Financial Advisor magazine held its 5th Annual Asset Manager Showcase in Boston on October 7 and 8. Top asset managers were eager to dish on Federal Reserve Chair Janet Yellen and discuss the origin and ramifications of a gargantuan global credit bubble that is beginning to let its air out.

Ben Bernanke on the Fed, Global Economics and His Legacy
"Janet was way more experienced than I was when she became the Fed [chair]," Bernanke told LPL Financial convention attendees. "You learn a lot. The world is complicated," he added. "You have to learn something about politics, psychology, markets. It's a fascinating job really." Bernanke said he wanted to make the Fed as open and transparent as possible. He praised President Obama for giving the Fed "the independence and scope it needs".

He said eight years as chairman was enough for him "just in terms of politics."

Bernanke has a sense of humor about our world problems as well: "Every day I pick up the Wall Street Journal and I say, 'All of that is a serious problem. I hope somebody does something about it, and it's certainly not going to be me.'" (Perhaps Bernanke forgets that he rode us down to zero and kept us there for five-plus years.)

In responding to his notorious 2011 quote about the problems in the subprime market being contained, Bernanke claims that the subprime market was a very small market, but that major institutions were more exposed than the Fed thought. "Investors just didn't stay away from subprime mortgages but from all securitization and all credit," he said.

Bernanke described it as "a run, a panic" that spread through all the credit markets, and he placed blame squarely on "weaknesses in risk management at these big institutions." Bernanke’s explanation begs the question: What if the Fed did not create this easy-money extravaganza in the first place. 

Many of us have heard that even Bernanke could not get a bank refinancing on his home mortgage. However, if most of us were super-rich and loans-at-less-than-inflation where available to us, we would be scooping up islands and little airports. We would not be bemoaning saving an extra 50 bps on our mortgages.

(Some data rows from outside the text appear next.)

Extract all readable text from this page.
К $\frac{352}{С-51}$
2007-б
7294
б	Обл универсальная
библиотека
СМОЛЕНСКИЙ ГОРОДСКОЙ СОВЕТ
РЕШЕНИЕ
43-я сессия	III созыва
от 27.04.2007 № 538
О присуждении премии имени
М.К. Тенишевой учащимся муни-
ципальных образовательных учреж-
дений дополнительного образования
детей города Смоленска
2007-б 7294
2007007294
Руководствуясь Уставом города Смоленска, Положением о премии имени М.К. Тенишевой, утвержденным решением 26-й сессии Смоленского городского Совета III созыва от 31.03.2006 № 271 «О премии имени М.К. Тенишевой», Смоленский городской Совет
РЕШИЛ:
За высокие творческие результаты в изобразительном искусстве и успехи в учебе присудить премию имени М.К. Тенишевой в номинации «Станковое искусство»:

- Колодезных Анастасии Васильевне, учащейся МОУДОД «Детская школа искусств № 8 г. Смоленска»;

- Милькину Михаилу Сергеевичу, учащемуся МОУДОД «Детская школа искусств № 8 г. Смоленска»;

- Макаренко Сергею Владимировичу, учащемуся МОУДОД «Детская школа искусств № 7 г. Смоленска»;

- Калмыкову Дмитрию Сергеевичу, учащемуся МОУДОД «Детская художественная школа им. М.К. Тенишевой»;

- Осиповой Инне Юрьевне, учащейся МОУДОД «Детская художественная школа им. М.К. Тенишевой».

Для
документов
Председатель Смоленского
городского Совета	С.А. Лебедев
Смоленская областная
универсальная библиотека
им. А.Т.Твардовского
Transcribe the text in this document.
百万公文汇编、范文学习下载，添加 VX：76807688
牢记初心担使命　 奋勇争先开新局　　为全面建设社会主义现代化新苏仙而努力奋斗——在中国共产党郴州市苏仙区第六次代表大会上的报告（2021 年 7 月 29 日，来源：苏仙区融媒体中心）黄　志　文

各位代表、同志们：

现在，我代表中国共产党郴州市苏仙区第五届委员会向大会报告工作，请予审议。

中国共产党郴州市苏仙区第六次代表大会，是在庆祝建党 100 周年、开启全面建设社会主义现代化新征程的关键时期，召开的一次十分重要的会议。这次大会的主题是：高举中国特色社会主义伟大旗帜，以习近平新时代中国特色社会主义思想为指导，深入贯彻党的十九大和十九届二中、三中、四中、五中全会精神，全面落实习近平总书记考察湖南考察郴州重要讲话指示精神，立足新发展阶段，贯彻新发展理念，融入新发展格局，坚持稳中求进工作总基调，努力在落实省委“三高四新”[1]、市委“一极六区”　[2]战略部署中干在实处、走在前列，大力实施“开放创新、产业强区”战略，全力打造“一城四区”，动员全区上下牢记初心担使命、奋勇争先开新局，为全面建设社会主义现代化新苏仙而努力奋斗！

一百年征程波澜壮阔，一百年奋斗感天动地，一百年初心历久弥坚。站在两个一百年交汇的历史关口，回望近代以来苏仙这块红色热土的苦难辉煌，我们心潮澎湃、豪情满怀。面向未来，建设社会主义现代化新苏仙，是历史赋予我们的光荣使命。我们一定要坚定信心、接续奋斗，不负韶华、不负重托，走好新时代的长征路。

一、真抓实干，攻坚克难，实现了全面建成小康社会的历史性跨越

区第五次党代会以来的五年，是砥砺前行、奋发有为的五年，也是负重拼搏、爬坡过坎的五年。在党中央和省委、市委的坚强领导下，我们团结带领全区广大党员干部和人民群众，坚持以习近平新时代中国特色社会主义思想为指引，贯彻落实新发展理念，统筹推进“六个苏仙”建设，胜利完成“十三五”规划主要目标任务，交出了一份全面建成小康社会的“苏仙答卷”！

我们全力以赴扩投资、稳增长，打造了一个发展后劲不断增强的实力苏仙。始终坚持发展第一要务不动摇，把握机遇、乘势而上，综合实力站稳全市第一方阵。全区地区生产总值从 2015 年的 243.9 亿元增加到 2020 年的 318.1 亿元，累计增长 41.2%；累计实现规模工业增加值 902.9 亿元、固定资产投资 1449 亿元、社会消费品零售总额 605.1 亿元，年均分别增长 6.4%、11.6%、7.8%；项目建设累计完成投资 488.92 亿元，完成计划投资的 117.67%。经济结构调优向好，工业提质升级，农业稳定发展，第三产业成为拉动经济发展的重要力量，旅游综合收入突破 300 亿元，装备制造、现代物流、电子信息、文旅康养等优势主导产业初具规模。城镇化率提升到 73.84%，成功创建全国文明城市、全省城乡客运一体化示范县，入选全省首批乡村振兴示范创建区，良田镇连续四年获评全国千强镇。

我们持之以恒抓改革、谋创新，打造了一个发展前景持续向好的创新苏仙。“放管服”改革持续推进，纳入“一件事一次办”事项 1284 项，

Bernanke attempted to save his reputation for the history books by insisting that it was he (and Congressional approval) alone responsible for saving AIG because they had collateral, unlike Lehman Brothers. He began to spin a story "a la TMZ." And, so it goes, Ben was having dinner with his wife, Anna, when she said, "I hate to tell you, honey, but I spent $200 on a dress today." Ben allayed Anna's fears by saying, "That's OK. Today I spent $85 billion on a rotten insurance company." As a Fed claim-to-fame story, many would argue that this bailout helped one investor of AIG! Bernanke portrayed it as his own $85 billion call that saved a globally intertwined system.